Chris Loehr, executive vice president and CTO of Solis Security and a member of the CompTIA ISAO Executive Steering Committee, added that MSPs should be familiar with various types of assessments because each customer’s need could be different.

“It’s good to know these terms, especially pen testing because that term gets thrown around so loosely. Educate yourself on what these mean. There are different degrees of penetration testing, so you need to know what you’re talking about, and to what degree your customer needs to be tested. The No. 1 issue when it comes to this is communication, in terms of what are requirements and what you’re going to do. Are they trying to check a box or are they trying to do something that provides value?
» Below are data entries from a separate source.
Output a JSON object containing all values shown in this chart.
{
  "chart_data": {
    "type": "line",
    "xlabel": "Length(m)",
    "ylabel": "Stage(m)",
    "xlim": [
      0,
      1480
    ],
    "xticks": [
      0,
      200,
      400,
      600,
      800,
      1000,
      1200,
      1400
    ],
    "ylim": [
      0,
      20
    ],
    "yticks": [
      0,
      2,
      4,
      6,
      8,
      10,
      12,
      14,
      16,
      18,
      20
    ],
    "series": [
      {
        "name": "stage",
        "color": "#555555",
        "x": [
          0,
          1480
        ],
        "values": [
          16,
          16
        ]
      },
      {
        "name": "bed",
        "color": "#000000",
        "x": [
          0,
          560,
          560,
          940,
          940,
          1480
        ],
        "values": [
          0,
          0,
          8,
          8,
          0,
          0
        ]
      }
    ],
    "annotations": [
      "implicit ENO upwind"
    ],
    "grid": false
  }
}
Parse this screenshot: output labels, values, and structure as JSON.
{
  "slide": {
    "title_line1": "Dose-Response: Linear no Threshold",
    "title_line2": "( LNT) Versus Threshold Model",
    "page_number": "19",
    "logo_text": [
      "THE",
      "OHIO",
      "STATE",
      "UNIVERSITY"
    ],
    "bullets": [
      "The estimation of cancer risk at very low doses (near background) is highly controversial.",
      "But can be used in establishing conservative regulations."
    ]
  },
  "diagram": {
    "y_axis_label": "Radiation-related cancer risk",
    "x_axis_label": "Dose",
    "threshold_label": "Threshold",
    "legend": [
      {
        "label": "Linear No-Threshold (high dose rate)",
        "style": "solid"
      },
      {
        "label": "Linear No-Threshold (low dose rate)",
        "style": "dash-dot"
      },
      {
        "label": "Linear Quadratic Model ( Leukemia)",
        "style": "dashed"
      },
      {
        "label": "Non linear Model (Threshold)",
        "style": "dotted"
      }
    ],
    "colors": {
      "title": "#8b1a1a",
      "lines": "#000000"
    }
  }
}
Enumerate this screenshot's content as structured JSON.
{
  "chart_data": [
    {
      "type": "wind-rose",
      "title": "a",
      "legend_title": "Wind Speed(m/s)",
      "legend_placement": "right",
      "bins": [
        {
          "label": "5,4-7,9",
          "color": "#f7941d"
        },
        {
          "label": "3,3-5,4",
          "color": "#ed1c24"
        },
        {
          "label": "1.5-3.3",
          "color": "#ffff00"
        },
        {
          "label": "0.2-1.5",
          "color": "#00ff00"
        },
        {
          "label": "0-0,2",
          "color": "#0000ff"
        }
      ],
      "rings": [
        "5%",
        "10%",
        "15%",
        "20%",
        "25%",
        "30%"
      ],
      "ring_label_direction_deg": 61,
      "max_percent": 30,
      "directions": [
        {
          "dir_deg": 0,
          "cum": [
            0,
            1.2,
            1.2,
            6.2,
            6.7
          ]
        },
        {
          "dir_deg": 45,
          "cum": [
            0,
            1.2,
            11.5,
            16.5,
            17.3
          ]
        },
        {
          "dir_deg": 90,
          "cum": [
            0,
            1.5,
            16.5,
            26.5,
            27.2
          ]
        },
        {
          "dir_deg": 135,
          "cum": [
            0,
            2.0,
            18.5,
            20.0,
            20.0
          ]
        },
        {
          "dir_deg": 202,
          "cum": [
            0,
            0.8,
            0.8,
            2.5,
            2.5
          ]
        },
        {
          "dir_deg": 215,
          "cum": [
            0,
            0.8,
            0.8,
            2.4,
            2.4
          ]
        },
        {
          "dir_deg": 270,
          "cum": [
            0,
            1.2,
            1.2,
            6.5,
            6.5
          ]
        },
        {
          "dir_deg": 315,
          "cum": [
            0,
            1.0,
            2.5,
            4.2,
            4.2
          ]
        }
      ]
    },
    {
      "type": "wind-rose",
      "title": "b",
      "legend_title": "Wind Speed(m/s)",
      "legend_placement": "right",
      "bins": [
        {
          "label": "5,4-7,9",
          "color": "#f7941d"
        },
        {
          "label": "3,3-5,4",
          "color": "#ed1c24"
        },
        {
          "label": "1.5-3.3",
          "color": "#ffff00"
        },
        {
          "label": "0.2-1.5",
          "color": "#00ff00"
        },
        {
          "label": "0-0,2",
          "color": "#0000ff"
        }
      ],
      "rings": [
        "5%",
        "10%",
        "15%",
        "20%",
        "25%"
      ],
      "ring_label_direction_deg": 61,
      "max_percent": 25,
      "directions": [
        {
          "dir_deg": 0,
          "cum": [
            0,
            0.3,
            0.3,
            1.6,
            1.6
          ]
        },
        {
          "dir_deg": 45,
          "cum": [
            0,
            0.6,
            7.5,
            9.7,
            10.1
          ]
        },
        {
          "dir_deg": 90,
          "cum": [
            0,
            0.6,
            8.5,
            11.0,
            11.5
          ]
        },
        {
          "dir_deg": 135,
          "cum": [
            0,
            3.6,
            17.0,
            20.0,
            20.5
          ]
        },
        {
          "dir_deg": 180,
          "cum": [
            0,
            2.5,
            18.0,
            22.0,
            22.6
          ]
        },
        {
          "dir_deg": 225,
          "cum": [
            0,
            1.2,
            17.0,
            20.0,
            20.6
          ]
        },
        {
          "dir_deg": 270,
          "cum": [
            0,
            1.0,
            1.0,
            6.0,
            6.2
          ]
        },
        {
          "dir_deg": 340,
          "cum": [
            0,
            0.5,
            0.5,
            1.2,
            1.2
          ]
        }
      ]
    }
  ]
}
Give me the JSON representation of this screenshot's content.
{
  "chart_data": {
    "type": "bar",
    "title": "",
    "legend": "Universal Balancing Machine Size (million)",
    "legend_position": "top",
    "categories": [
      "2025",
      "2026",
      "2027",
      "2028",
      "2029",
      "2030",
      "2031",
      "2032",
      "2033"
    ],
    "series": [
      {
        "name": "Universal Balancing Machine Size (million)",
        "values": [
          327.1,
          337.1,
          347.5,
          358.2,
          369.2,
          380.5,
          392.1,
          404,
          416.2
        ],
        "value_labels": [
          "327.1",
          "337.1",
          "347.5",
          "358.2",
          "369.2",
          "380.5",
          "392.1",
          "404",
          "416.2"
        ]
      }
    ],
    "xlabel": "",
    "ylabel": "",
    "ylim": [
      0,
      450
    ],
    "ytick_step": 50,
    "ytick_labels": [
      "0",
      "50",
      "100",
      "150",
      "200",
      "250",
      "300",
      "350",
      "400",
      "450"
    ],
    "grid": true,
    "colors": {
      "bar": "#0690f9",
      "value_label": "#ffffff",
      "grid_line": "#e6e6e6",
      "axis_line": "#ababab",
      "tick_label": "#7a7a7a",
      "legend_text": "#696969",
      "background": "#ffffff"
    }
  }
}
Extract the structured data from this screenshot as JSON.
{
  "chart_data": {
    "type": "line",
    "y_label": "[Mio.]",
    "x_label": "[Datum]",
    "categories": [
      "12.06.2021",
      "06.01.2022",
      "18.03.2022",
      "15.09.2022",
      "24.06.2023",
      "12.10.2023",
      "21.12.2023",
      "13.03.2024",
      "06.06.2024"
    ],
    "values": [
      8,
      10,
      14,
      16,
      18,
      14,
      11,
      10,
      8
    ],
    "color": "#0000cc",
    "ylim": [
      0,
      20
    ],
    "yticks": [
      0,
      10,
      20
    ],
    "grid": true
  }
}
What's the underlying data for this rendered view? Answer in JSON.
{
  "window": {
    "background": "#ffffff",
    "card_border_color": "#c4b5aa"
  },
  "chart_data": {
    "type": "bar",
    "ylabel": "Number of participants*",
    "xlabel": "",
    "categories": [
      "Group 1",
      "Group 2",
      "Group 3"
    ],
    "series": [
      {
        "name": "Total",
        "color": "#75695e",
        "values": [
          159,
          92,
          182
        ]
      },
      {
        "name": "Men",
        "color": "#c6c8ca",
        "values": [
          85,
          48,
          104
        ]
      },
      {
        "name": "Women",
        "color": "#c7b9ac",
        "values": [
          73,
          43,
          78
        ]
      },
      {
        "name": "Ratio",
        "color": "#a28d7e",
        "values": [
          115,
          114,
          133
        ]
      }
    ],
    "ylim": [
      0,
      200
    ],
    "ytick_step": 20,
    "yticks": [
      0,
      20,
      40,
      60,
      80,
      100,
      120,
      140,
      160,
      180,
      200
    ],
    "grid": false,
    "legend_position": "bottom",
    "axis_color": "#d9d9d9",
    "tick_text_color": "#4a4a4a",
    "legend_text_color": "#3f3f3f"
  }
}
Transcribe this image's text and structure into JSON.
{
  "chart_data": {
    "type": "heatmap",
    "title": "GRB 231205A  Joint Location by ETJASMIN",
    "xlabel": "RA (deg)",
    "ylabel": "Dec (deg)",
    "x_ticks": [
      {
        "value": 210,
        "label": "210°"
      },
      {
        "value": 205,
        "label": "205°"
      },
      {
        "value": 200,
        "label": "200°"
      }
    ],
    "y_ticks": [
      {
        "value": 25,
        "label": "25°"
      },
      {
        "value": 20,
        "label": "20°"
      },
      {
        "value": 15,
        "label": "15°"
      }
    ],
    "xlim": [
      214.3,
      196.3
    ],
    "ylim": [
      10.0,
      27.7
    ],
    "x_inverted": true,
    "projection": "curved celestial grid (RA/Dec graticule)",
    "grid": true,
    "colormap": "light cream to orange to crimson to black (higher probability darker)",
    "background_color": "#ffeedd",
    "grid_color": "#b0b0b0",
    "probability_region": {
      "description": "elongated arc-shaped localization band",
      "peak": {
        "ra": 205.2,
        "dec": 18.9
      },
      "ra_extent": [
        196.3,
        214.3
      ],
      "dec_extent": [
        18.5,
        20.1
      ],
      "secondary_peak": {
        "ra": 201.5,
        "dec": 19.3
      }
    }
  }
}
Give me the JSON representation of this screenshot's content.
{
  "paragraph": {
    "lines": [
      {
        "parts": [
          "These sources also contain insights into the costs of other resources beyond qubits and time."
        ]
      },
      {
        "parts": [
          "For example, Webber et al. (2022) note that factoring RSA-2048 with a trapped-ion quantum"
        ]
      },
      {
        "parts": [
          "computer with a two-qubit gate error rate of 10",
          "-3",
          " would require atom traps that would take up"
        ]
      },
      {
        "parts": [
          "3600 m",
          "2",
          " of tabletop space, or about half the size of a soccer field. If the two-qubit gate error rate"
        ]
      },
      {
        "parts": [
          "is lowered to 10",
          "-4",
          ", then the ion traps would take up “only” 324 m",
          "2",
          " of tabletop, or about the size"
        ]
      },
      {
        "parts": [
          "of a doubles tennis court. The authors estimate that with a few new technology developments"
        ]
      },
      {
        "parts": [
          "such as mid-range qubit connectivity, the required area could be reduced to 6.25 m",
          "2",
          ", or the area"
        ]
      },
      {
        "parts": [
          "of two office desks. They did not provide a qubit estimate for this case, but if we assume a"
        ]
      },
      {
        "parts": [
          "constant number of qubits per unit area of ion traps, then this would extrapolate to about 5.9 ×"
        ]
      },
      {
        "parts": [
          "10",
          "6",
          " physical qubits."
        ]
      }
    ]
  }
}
In fact, a lot of people ask for a pen test when all they really want is a vulnerability test, which is a very different thing, Suarez said. “Penetration isn’t necessarily all technical. You can incorporate some social engineering in there—have someone try to be the cable company coming into patch some firmware on the modem.”

Third-Party Vendor Testing Minimizes Risks

Third-party risk vendor risk assessments minimize risk and MSPs should charge for them because of the value they provide to customers, Suarez said.

“You as an MSP are bringing risk to clients. You need to demonstrate you are business ready, that you’re taking risk seriously,” Suarez said. “Show you comply with certain standards, show examples of your policies. Ask what their other vendors are doing to make sure their products/services are secure. You should be aware of their other vendors.”

Starting a third-party vendor risk assessment program doesn’t have to be accomplished all at once. There are a number of bite-sized steps that MSPs can use with customers to demonstrate value and make sure the assessment is accomplished completely. They include:

  • Create list of third-party vendors
  • Determine how data is stored, processed and transmitted
  • Prioritize list of vendors based on critical business need
  • Request SOC2 or similar report
  • Evaluate risk and create mitigation for identified terms
  • Re-evaluate annually—add new vendors as they’re onboarded
  • Gradually expand to include all third parties

“Remember, it’ not for you to say yes or no to a vendor. It’s for you to present the information and help them identify the largest risks and prioritize getting them fixed,” Suarez said. “This is also not a one-time deal. None of these assessments are. You should reevaluate at least annually. It’s step by step, little piece at a time so it’s not overwhelming for you or your staff.”

More Education Means Lessened Threat

Providing security training for your customers can be a fun (and educational) way to get to know them—and to let them get to know you. Training should provide an overall view of the cyber landscape and also be customized for their policy review. Think about offering some training for free and more in-depth paid training, Suarez said.

“Expose to them the risk that inherently is tin their companies. I did a training recently where I shared results of our MSP threat report and our cyber research unit mapped those high-level threats to a MITRE ATT&CK framework with mitigation steps, Suarez said. “So you could teach people how to mitigate threats. You could talk about latest common types of breaches. According to the FBI’s internet crime report, business mail compromise is still high on the list, however stealing from your crypto wallet has increased sevenfold since last year.”

Other strategies include to teach customers why they are a target, how bad guys get in, and what their role is in protecting the company. Also important: ensure that you have the business owners, leaders and decision makers in the room. “If the owners and leaders are there, it shows everyone else that this very important, very serious, we mean it,” Suarez said.